Many of these figurative configurations are contained or organized within the generic outline of a house. As abstract color gradients, washed out photos, silhouettes of pets, fences, and brooms, and his son Elias are strategically placed within, the house outlines act like windows and lenses from which to contextualize them.
At times, Copino often breaks away from self-imposed formulas like his houses to invent fresh combinations and figures. Historical pictures and portraits with rich graphic elements, anthropomorphic houses, exploding heads, and all manner of outlines filled with his usual photographic prints and figurative compositions.
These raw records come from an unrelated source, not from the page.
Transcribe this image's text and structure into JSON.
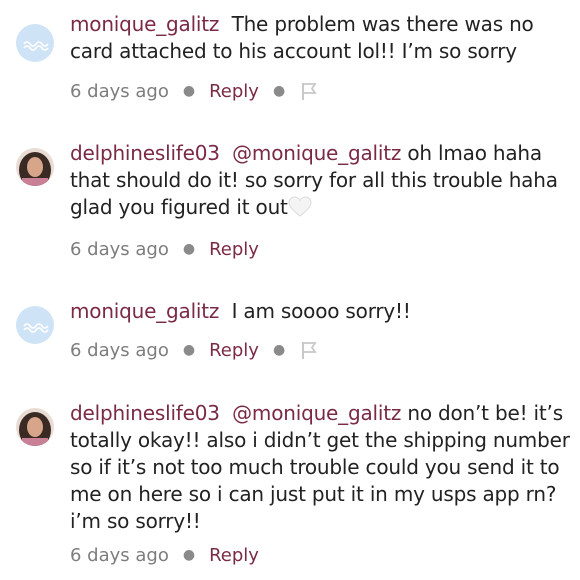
{
  "comments": [
    {
      "username": "monique_galitz",
      "mention": "",
      "text": "The problem was there was no card attached to his account lol!! I’m so sorry",
      "time": "6 days ago",
      "reply_label": "Reply",
      "has_flag": true,
      "avatar": "wave-placeholder-avatar",
      "heart": false
    },
    {
      "username": "delphineslife03",
      "mention": "@monique_galitz",
      "text": "oh lmao haha that should do it! so sorry for all this trouble haha glad you figured it out",
      "time": "6 days ago",
      "reply_label": "Reply",
      "has_flag": false,
      "avatar": "photo-avatar",
      "heart": true
    },
    {
      "username": "monique_galitz",
      "mention": "",
      "text": "I am soooo sorry!!",
      "time": "6 days ago",
      "reply_label": "Reply",
      "has_flag": true,
      "avatar": "wave-placeholder-avatar",
      "heart": false
    },
    {
      "username": "delphineslife03",
      "mention": "@monique_galitz",
      "text": "no don’t be! it’s totally okay!! also i didn’t get the shipping number so if it’s not too much trouble could you send it to me on here so i can just put it in my usps app rn? i’m so sorry!!",
      "time": "6 days ago",
      "reply_label": "Reply",
      "has_flag": false,
      "avatar": "photo-avatar",
      "heart": false
    }
  ],
  "colors": {
    "username": "#7a2a45",
    "time": "#7d7d7d",
    "placeholder_avatar": "#cfe3f7"
  },
  "icons": {
    "flag": "flag-icon",
    "heart": "white-heart-emoji",
    "separator": "dot"
  }
}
Mark Copino is a Filipino contemporary artist hailing from Cebu. He is among the founders of artists’ groups, Ubec Crew, the Junks Collective, and Asylum 38. He has had a number of well-received solo shows, in established galleries such as Qube Gallery, Block 17 Artspace, District Gallery, Space Encounters, and Stephanie Chefas Art Projects. He has also participated in group abroad, such as Art Apart Singapore, Art Kaohsiung, and Art Tainan 2018.